Que vient faire cette petite note sur ce modeste blog ? Quel rapport existe-t-il entre une soirée télé sur Arte et le propos dudit blog ? On peut d’abord rappeler qu’Arte est une chaîne de télévision à demi-française et, qu’à ce titre, elle a tout à fait sa place ici. On peut ensuite ajouter qu’en dépit de sa demi-hexagonalité, Arte doit produire à elle seule autant de programmes de qualité que l’ensemble de ses concurrentes 100%-de-chez-nous. Et qu’enfin, la teneur des émissions, films et autres reportages de cette chaîne franco-allemande nous ramène, très souvent, au cœur du problème qui nous occupe ici…

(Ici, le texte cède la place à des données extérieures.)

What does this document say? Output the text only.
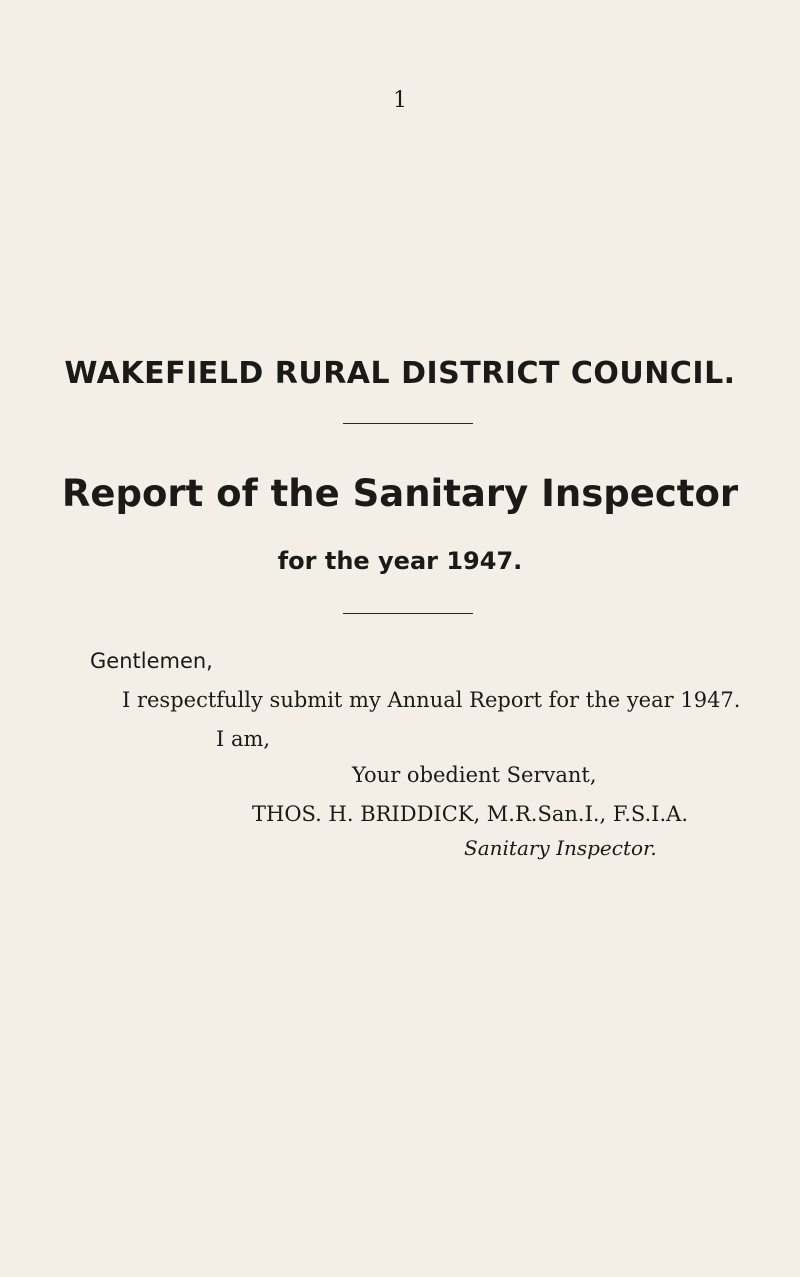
1
WAKEFIELD RURAL DISTRICT COUNCIL.
Report of the Sanitary Inspector
for the year 1947.
Gentlemen,
I respectfully submit my Annual Report for the year 1947.
I am,
Your obedient Servant,
THOS. H. BRIDDICK, M.R.San.I., F.S.I.A.
Sanitary Inspector.
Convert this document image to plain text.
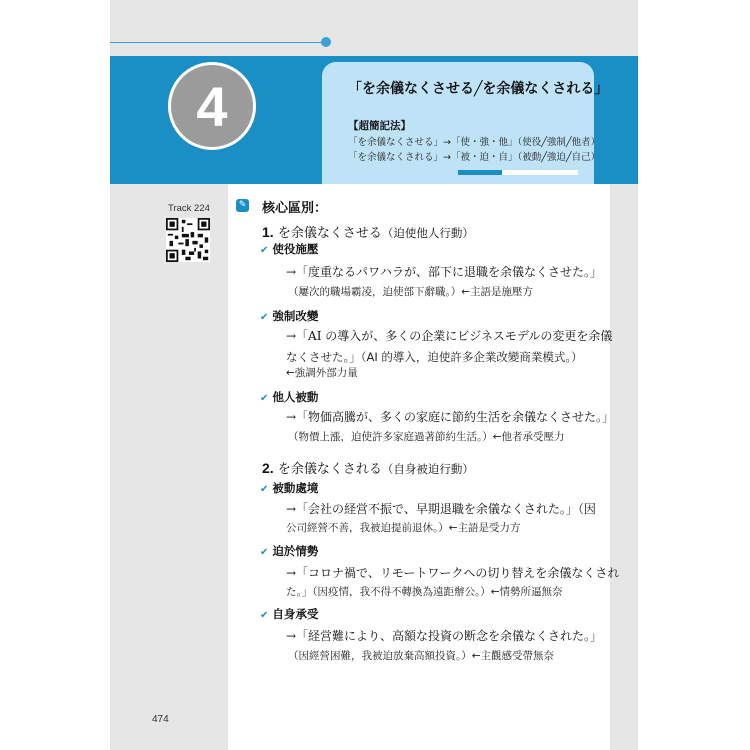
4	「を余儀なくさせる╱を余儀なくされる」
【超簡記法】
「を余儀なくさせる」→「使・強・他」（使役╱強制╱他者）
「を余儀なくされる」→「被・迫・自」（被動╱強迫╱自己）
Track 224	✎ 核心區別：
1. を余儀なくさせる（迫使他人行動）
✔ 使役施壓
→「度重なるパワハラが、部下に退職を余儀なくさせた。」
（屢次的職場霸凌，迫使部下辭職。）←主語是施壓方
✔ 強制改變
→「AI の導入が、多くの企業にビジネスモデルの変更を余儀
なくさせた。」（AI 的導入，迫使許多企業改變商業模式。）
←強調外部力量
✔ 他人被動
→「物価高騰が、多くの家庭に節約生活を余儀なくさせた。」
（物價上漲，迫使許多家庭過著節約生活。）←他者承受壓力
2. を余儀なくされる（自身被迫行動）
✔ 被動處境
→「会社の経営不振で、早期退職を余儀なくされた。」（因
公司經營不善，我被迫提前退休。）←主語是受力方
✔ 迫於情勢
→「コロナ禍で、リモートワークへの切り替えを余儀なくされ
た。」（因疫情，我不得不轉換為遠距辦公。）←情勢所逼無奈
✔ 自身承受
→「経営難により、高額な投資の断念を余儀なくされた。」
（因經營困難，我被迫放棄高額投資。）←主觀感受帶無奈
474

Samedi dernier, donc, sur Arte. Pour commencer, un documentaire sur les Mayas, leur histoire, leur culture et leur « alphabet », disparu depuis des siècles. Disparu depuis le débarquement des Espagnols au XVIe siècle et leur acharnement à extirper l’hérésie, à détruire, coûte que coûte, tout ce que les Mayas avaient bâti depuis le IIIe millénaire avant notre ère. Ainsi « l’alphabet » maya, effacé du patrimoine culturel mondial. Ou presque… Quatre ouvrages ont pu être sauvés. C’est à partir de cette maigre source documentaire et des inscriptions gravées sur les vestiges des villes mayas du Mexique, du Guatemala ou du Honduras, que le travail de recherche et de reconstruction a pu se faire. Américains, Anglais, Allemands, Russes et Français, chercheurs, scientifiques et mêmes religieux, tous ont travaillé, tout au long des XIXe et XXe siècles, pour essayer de déchiffrer ces mystérieux hiéroglyphes amérindiens. Deux siècles ont été nécessaires pour comprendre, en partie seulement, ce que racontaient ces textes, ce qu’ils disaient de cette civilisation, de son histoire. Deux siècles pour reconstruire ce que leurs ancêtres européens avaient mis tant d’ardeur à détruire. On sait aujourd’hui, grâce à leur patient travail, que les connaissances des Mayas en astronomie ou en mathématiques n’avaient pas grand-chose à envier aux nôtres. Où en serions-nous aujourd’hui si nous avions su utiliser ces savoirs au lieu de les réduire en cendres au nom de la religion, de la culture européenne, de la loi du plus fort? Aujourd’hui, ce colonialisme n’est plus religieux — quoique —, il est économique et financier. Mais la finalité est la même : s’emparer des richesses des autres, réduire leur culture, gommer leur histoire, leur langue…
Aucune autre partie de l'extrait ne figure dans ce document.